Al Gore's Exaggeration

March 15, 2000

Now that the Democratic nominee for president is virtually certain, media pundits and political analysts are talking about the vice president’s tendency to. . . (how should I say it) . . . exaggerate. And for those who say that he learned it while dealing with the current president, there is now growing evidence that this has been Al Gore’s problem for quite some time.

During Mr. Gore’s 1987-1988 pursuit of the Democratic presidential nomination, his own staff members twice admonished him in writing to tell the truth now that the national media was following his words. His press secretary told Mr. Gore his image "may continue to suffer if you continue to go out on a limb with remarks that may be impossible to back up." Later, his communications director told him in a memo, "Your main pitfall is exaggeration."

Mr. Gore apparently stretched the truth when he told the Des Moines Register that his stint as an investigative reporter at the Nashville Tennessean "got a bunch of people indicted and sent to jail." Well, the newspaper acknowledged that nobody went to jail.
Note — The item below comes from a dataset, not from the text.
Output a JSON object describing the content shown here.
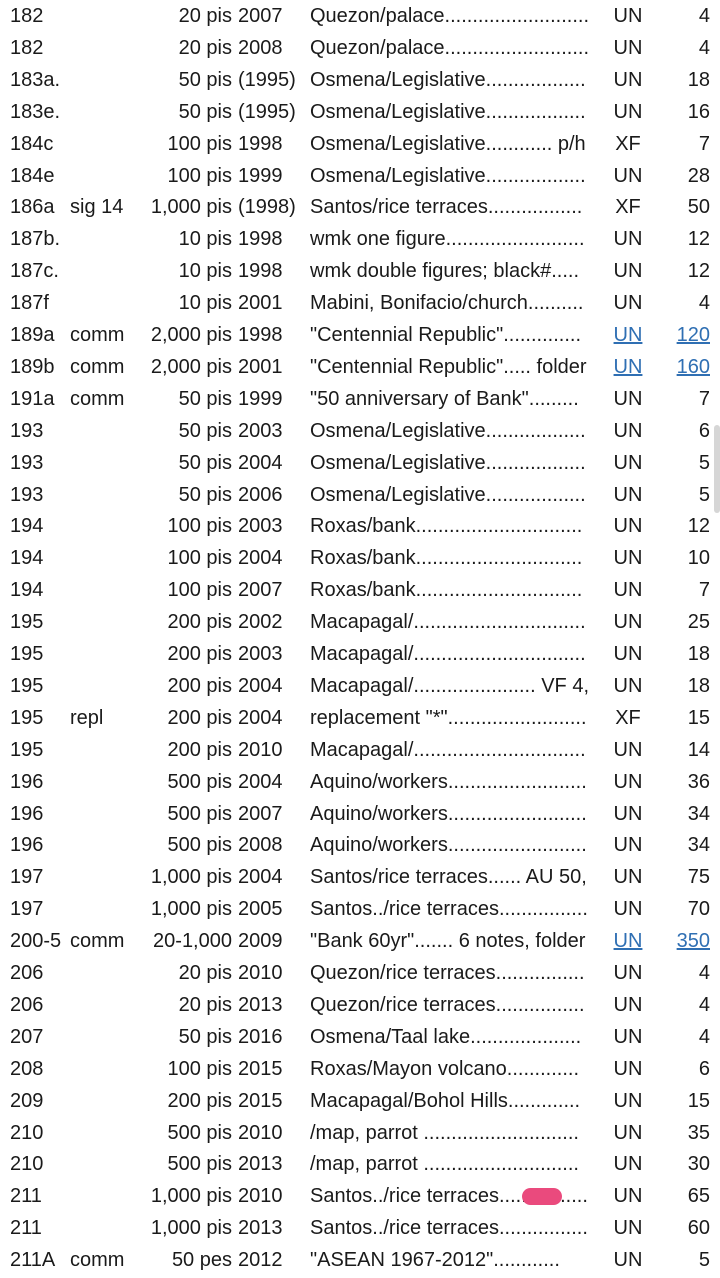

Many of his famous facts turn out to be incorrect. For example, he said that Harvard professor Erich Segal used him and Tipper as the models for "Love Story." He also claimed to have found Love Canal and held hearings on it. But it was President Carter who months before already designated it a disaster area. And he is best known for having said that as a congressman, he "took the initiative in creating the Internet." The Internet, in fact, was created years before Mr. Gore entered Congress.

The most recent comment involved campaign finance. He claimed to be co-sponsor of the McCain-Feingold campaign-finance reform bill. As it happens, Mr. Feingold wasn’t even in the Senate when Mr. Gore represented Tennessee.

You know, before this campaign is over, I expect that Mr. Gore’s exaggerations will become a major campaign issue.

I’m Kerby Anderson of Probe Ministries, and that’s my opinion.